Въ такихъ-то невеселыхъ и непоэтическихъ думахъ сидѣлъ молодой паукантъ, приготовляясь къ предстоящему фехтовальному упражненію. Со дня исторіи въ корчмѣ онъ поуспокоился. Нельзя сказать, чтобы ему особенно хотѣлось драться; но онъ все-таки остался при своемъ убѣжденіи, и разсчитывалъ, что, по крайней мѣрѣ, послѣ шкандала всякій пьяный буршъ не будетъ ему говорить пошлостей. Ему хотѣлось даже совсѣмъ разорвать съ бурсаками, и эти двѣ дуэли могли помочь его выступленію изъ корпораціи.
«Не написать ли мнѣ въ К.?» спросилъ онъ себя. «Я вотъ уже больше мѣсяца никому не писалъ. Нѣтъ, не напишу! Я точно къ смерти приготовляюсь. Глупо! Лучше ужь потомъ опишу Горшкову весь курьезъ, тотъ хоть вдоволь нахохочется.»

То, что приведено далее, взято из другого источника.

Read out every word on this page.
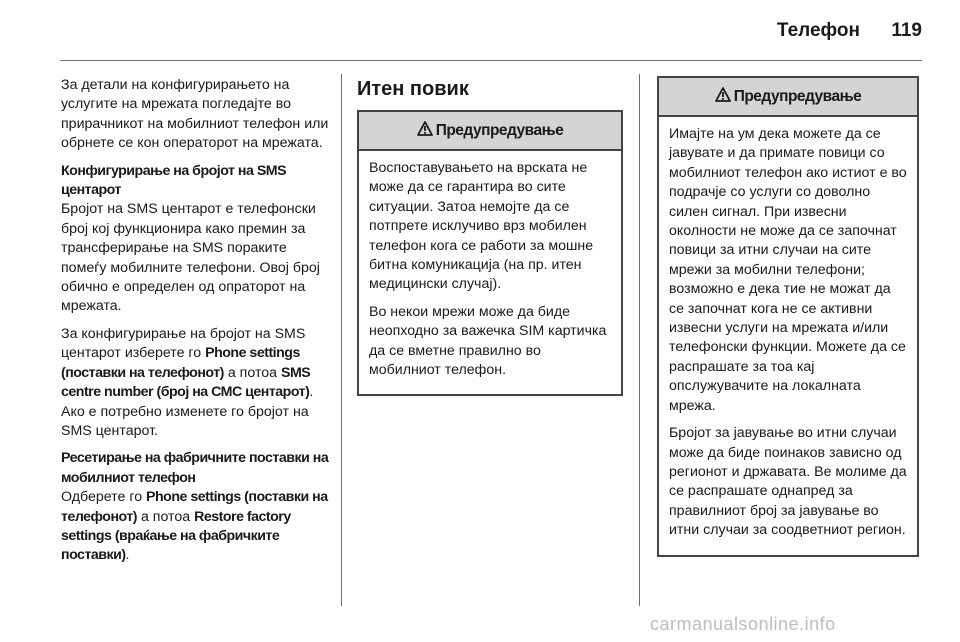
Телефон 119

За детали на конфигурирањето на услугите на мрежата погледајте во прирачникот на мобилниот телефон или обрнете се кон операторот на мрежата.

Конфигурирање на бројот на SMS центарот

Бројот на SMS центарот е телефонски број кој функционира како премин за трансферирање на SMS пораките помеѓу мобилните телефони. Овој број обично е определен од опраторот на мрежата.

За конфигурирање на бројот на SMS центарот изберете го Phone settings (поставки на телефонот) а потоа SMS centre number (број на СМС центарот). Ако е потребно изменете го бројот на SMS центарот.

Ресетирање на фабричните поставки на мобилниот телефон

Одберете го Phone settings (поставки на телефонот) а потоа Restore factory settings (враќање на фабричките поставки).

Итен повик
Предупредување

Воспоставувањето на врската не може да се гарантира во сите ситуации. Затоа немојте да се потпрете исклучиво врз мобилен телефон кога се работи за мошне битна комуникација (на пр. итен медицински случај).

Во некои мрежи може да биде неопходно за важечка SIM картичка да се вметне правилно во мобилниот телефон.

Предупредување

Имајте на ум дека можете да се јавувате и да примате повици со мобилниот телефон ако истиот е во подрачје со услуги со доволно силен сигнал. При извесни околности не може да се започнат повици за итни случаи на сите мрежи за мобилни телефони; возможно е дека тие не можат да се започнат кога не се активни извесни услуги на мрежата и/или телефонски функции. Можете да се распрашате за тоа кај опслужувачите на локалната мрежа.

Бројот за јавување во итни случаи може да биде поинаков зависно од регионот и државата. Ве молиме да се распрашате однапред за правилниот број за јавување во итни случаи за соодветниот регион.

carmanualsonline.info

Но ему все-таки представилась широкая рана на груди здоровеннаго бурша и тупая, самодовольная рожа желтаго шаржиртера въ тотъ моментъ, когда онъ отдавалъ ему рапиру и перчатку.
— Глупо и скверно! — вслухъ сказалъ Телепневъ, и началъ скоро ходить взадъ и впередъ по комнатѣ.
Ночь была темная и безлунная. На улицѣ стояла невозмутимая тишина. Черезъ стѣну слышно было, какъ Яковъ храпитъ во всю ивановскую.
Раздался стукъ въ дверь.
«Это Варцель», — подумалъ Телепневъ, и пошелъ отворить.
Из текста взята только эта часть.